A wave of homesickness nearly bowled her off the fence.
It wasn’t an ache for home. It was an ache for moments, for the freedom of those moments.
She did ride. She loved to ride. She loved the wind in her hair. The keen sense that the powerful animal could whisk her to the ends of the earth at her command.
Skylar stepped down from the fence. “I have work to do.”
Without a backward glance, she hurried away.
Danny Beaumont was not a nuisance. He was a danger, the hound that would sniff and sniff until he caught scent of her true identity. He would make it impossible for her to remain in the Kansas, the home she’d just found.
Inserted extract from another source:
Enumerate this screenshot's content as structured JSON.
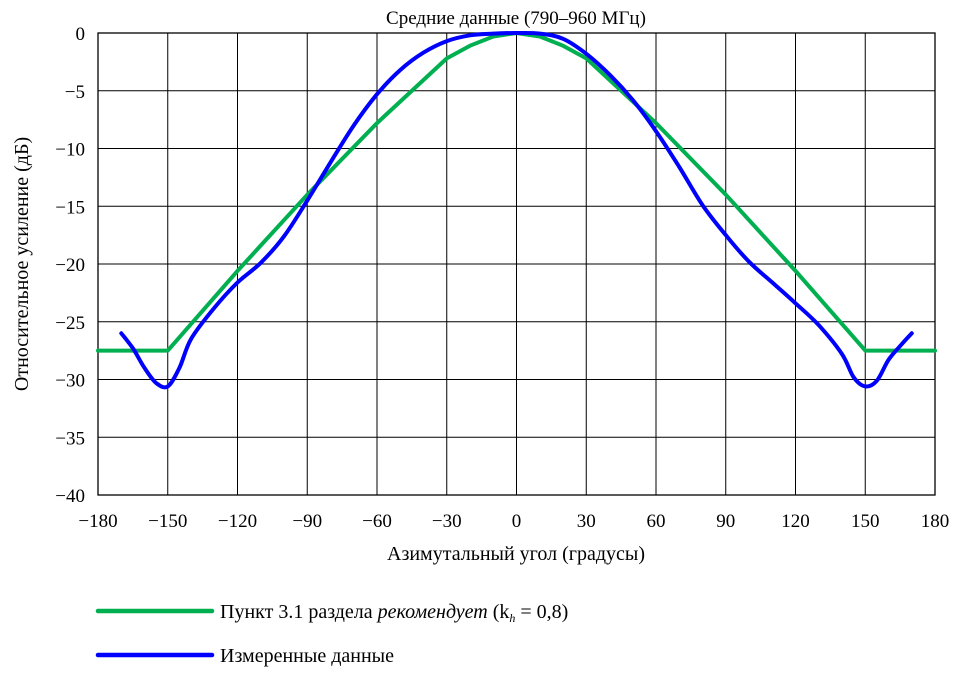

Locating a pay phone was a major hassle. Skylar spent most of the drive down from the hacienda cursing cellular technology. It pigeonholed Americans, forcing them to carry phones on their hips, thereby eliminating convenient public phones for all those people who could not afford or simply did not want to carry phones on their hips.
She stood now at a pay phone in a bus station and placed a collect call. As she listened to the ring on the other end, relief at actually finding the phone got lost in a press of other emotions.
There was the strain of fabricating a grocery need in order to borrow a car for a quick run to town. Claire always graciously offered hers, but driving the sleek foreign model with its fancy gadgets on the curvy hills did a number on Skylar. GPS doohickey aside, navigating around an unfamiliar area was a pain. And there was still that lingering homesick ache she’d felt while watching the horses.
Which explained why she stood there staring at dirty cracked linoleum, battling a nervous breakdown.
The ringing stopped. “Rockwell residence.”
Skylar shut her eyes. “Mom. Hi. It’s me.”